Replays are MP4 recordings you start and stop on demand - capture as many clips per session as you need. They’re the right tool for post-hoc debugging: a failed run gives you one or more videos to scrub through, share, or attach to a bug report. Replays can also be enabled on managed auth sessions, so you can debug failed logins the same way.
const replay = await kernel.browsers.replays.start(kernelBrowser.session_id);

// ...run the agent...

await kernel.browsers.replays.stop(replay.replay_id, {
  id: kernelBrowser.session_id,
});
Full reference: Replays.

Screenshots

Pull a frame at any moment with computer controls - useful for snapshotting state at decision points, attaching to traces, or feeding back into a vision model.
const screenshot = await kernel.browsers.computer.captureScreenshot(
  kernelBrowser.session_id,
);
For full-page captures, use Playwright execution instead.

Invocation logs

If you’re running an agent on Kernel’s app platform, every invocation produces a streaming log feed.
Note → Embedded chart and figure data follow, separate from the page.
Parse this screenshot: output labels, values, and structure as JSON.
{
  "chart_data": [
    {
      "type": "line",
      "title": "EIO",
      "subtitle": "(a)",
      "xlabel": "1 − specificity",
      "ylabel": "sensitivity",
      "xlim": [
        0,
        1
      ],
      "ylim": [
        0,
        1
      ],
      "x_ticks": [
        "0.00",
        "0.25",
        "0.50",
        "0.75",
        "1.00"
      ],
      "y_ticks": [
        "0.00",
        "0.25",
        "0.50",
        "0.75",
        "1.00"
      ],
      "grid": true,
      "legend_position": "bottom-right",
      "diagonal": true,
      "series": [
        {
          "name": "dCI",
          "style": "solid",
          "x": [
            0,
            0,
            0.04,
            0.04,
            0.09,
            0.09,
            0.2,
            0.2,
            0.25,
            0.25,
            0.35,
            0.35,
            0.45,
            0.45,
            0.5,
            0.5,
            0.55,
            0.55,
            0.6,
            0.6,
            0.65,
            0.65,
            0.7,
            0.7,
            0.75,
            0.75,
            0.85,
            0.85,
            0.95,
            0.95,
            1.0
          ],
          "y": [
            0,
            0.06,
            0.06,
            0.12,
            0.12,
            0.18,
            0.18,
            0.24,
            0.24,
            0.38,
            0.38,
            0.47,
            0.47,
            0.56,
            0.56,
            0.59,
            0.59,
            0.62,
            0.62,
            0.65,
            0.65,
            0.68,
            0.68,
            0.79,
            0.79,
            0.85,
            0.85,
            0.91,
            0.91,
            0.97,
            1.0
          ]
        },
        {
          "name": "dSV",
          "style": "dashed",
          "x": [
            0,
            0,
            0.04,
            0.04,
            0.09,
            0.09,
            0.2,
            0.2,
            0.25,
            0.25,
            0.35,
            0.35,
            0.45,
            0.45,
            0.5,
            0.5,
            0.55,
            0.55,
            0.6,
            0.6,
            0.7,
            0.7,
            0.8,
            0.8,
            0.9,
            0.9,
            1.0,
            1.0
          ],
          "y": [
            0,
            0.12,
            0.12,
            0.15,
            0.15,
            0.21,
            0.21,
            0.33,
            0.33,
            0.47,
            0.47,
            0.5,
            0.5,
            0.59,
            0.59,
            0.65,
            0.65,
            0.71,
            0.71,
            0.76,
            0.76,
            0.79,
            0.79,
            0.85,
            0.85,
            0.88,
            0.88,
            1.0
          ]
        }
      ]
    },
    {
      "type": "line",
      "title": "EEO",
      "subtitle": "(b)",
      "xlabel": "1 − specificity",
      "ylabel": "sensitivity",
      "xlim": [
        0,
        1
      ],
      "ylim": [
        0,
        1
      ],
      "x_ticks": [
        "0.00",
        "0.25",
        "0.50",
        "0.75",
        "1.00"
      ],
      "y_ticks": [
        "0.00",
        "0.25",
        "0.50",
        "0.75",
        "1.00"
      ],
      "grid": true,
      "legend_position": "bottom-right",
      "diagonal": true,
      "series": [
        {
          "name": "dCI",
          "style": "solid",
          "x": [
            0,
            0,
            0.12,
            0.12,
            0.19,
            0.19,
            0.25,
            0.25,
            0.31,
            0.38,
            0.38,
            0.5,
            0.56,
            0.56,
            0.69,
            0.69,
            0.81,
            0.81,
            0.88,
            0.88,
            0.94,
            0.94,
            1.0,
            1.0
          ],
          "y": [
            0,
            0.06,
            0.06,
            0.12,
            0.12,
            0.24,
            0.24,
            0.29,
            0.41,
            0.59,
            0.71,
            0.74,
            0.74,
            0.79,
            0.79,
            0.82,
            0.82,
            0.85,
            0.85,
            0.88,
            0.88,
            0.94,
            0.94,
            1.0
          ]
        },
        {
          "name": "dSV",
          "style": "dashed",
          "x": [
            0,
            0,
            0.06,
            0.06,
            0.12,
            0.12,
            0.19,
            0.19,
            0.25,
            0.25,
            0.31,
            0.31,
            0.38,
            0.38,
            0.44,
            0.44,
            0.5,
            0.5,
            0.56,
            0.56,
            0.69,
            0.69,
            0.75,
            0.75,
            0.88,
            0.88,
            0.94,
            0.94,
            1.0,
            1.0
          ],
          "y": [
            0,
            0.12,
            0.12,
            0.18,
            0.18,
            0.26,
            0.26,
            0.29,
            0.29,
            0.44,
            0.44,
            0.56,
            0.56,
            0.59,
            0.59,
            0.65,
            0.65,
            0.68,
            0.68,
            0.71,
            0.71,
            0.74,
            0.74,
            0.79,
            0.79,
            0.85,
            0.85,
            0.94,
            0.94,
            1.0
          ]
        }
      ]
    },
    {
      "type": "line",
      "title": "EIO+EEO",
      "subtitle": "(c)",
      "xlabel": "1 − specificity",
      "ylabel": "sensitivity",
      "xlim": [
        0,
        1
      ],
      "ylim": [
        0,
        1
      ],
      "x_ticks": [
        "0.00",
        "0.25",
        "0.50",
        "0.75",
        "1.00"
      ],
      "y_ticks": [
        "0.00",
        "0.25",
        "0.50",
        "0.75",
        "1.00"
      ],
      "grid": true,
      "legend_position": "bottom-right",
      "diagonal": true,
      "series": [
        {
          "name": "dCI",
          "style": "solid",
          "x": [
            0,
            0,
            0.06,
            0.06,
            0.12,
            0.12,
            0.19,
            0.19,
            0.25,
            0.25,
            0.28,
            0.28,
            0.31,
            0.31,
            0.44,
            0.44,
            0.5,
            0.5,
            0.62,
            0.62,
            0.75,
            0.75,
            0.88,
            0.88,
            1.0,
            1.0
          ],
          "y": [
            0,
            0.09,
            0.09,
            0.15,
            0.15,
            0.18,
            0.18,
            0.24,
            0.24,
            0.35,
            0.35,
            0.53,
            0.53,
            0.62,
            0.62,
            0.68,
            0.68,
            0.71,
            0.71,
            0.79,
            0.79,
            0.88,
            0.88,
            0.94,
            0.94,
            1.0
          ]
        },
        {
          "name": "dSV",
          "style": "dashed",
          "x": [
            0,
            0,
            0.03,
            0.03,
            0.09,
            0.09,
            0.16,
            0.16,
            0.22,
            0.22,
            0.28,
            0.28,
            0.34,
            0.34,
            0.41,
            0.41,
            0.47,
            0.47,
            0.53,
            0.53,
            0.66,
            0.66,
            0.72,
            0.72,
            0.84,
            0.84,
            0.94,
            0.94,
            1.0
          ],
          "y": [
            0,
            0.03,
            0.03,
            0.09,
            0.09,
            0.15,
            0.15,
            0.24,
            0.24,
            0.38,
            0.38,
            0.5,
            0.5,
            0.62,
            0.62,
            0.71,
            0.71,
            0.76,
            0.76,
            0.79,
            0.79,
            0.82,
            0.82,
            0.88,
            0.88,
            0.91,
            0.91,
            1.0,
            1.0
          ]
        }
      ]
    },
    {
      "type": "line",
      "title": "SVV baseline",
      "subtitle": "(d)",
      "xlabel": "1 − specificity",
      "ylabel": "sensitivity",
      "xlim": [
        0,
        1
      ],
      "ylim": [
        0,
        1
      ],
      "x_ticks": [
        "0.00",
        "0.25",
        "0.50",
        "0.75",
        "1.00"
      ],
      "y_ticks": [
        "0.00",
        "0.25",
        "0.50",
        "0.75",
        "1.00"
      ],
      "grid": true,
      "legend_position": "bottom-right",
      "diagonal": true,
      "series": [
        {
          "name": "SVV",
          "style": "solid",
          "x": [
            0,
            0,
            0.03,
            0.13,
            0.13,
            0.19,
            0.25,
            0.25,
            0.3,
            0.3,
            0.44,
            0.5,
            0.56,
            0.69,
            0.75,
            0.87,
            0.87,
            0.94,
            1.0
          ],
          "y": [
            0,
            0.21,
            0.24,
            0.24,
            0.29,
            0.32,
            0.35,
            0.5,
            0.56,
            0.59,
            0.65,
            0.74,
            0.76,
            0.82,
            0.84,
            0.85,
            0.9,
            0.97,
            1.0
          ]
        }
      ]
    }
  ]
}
Tail it live while the agent runs, or pull it after the fact for debugging.
const logs = await kernel.invocations.follow(invocationId);

for await (const event of logs) {
  console.log(event);
}
Full reference: Logs.

Telemetry

Telemetry is a real-time, structured stream of what happens inside a session: console output, network activity, page lifecycle, interactions, and operational signals like crashes. Unlike a video or screenshot, it’s machine-readable, so it’s the right tool for feeding session activity into your own observability pipeline or reacting to events programmatically. Enable it at creation, then stream the events:
const browser = await kernel.browsers.create({ telemetry: { enabled: true } });

const stream = await kernel.browsers.telemetry.stream(browser.session_id);
for await (const { seq, event } of stream) {
  console.log(`#${seq} [${event.category}] ${event.type}`);
}
Full reference: Telemetry.

Picking the right tool

  • Building the agent? Keep a live view tab open while you iterate.
  • Debugging a failure? Capture a replay for the run, then watch the video.
  • Instrumenting the agent itself? Drop screenshots and logs into your traces at the points that matter.
  • Feeding an observability pipeline? Stream telemetry events and route them wherever you collect signals.
  • Putting a human in the loop? Embed the live view in your own UI.